Methods: We performed a retrospective cohort study using inpatient and outpatient claims from 2016 to 2018 from a nationally representative 5% sample of Medicare beneficiaries. The study exposure was a diagnosis of CAA identified using ICD-10-CM code I68.0. The primary outcome was seizure, defined using previously validated ICD-10-CM code G40.x, but excluding diagnosis codes for epileptic conditions that are unlikely to be a result of CAA. Participants with prevalent seizures were excluded. Cox proportional hazards regression was used to determine the association between CAA and seizure after adjustment for age, sex, race, and vascular risk factors.

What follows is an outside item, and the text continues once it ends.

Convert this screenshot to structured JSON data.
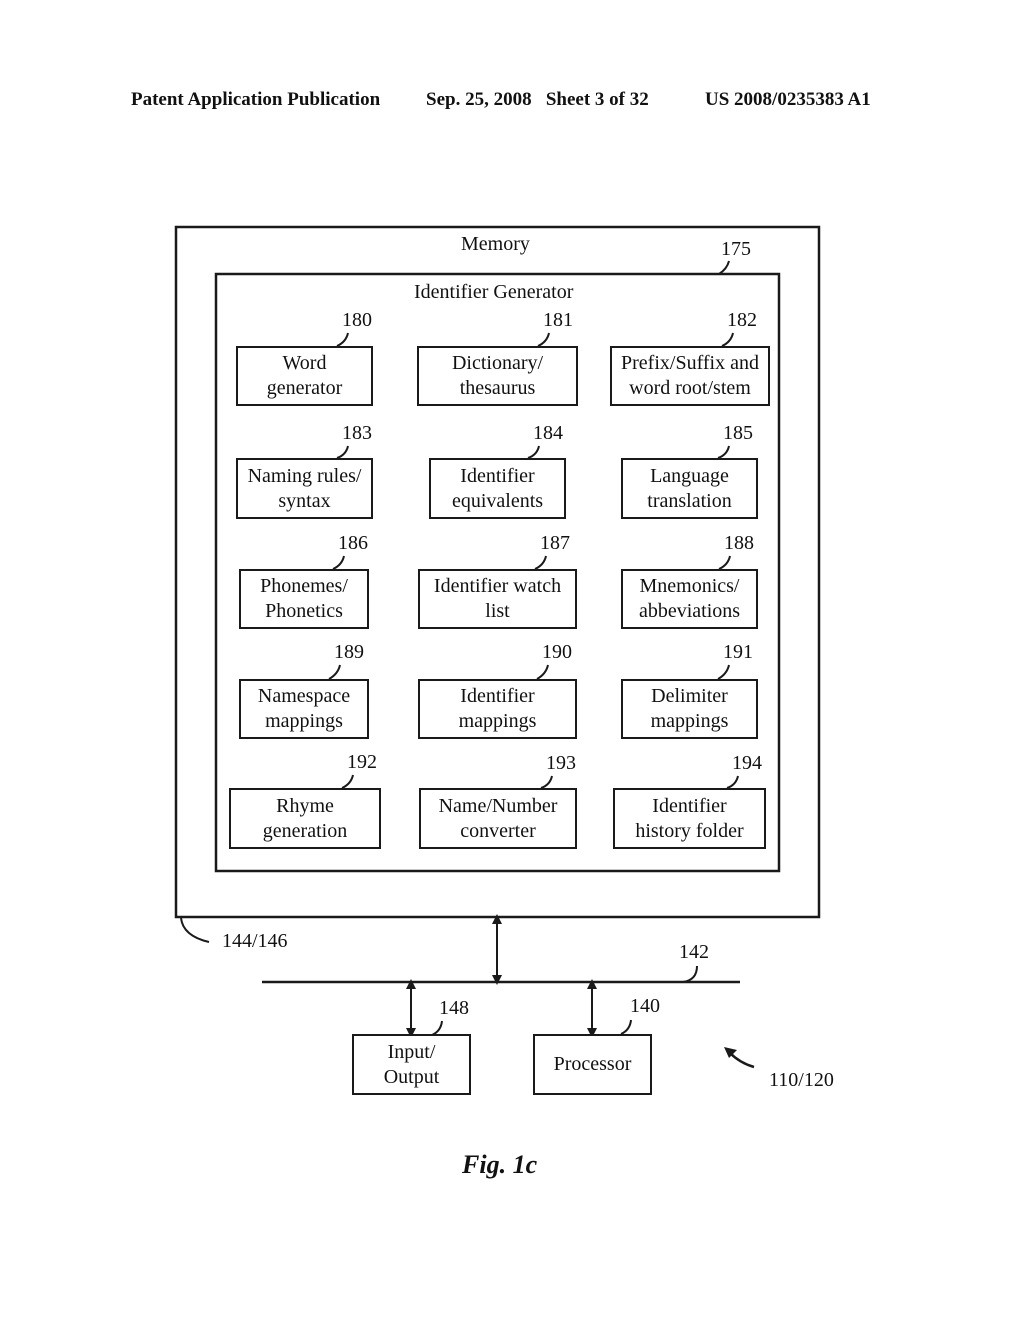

Results: Of 1,403,686 patients included during the study period, 425 (0.03%) were diagnosed with CAA. Median follow-time was 3 years (IQR, 2.4-3). The cumulative incidence rate of seizures was 6.9 (95% CI, 4.8-9.9) per 100 person-years in patients with CAA and 0.30 (95% CI, 0.29-0.30) per 100 person-years in patients without CAA. In Cox proportional hazards analysis, CAA was associated with an increased risk of seizures (HR, 12.6; 95% CI, 8.8-18.0).

Conclusions: In a nationally representative cohort of Medicare beneficiaries, CAA was associated with an increased risk of seizures.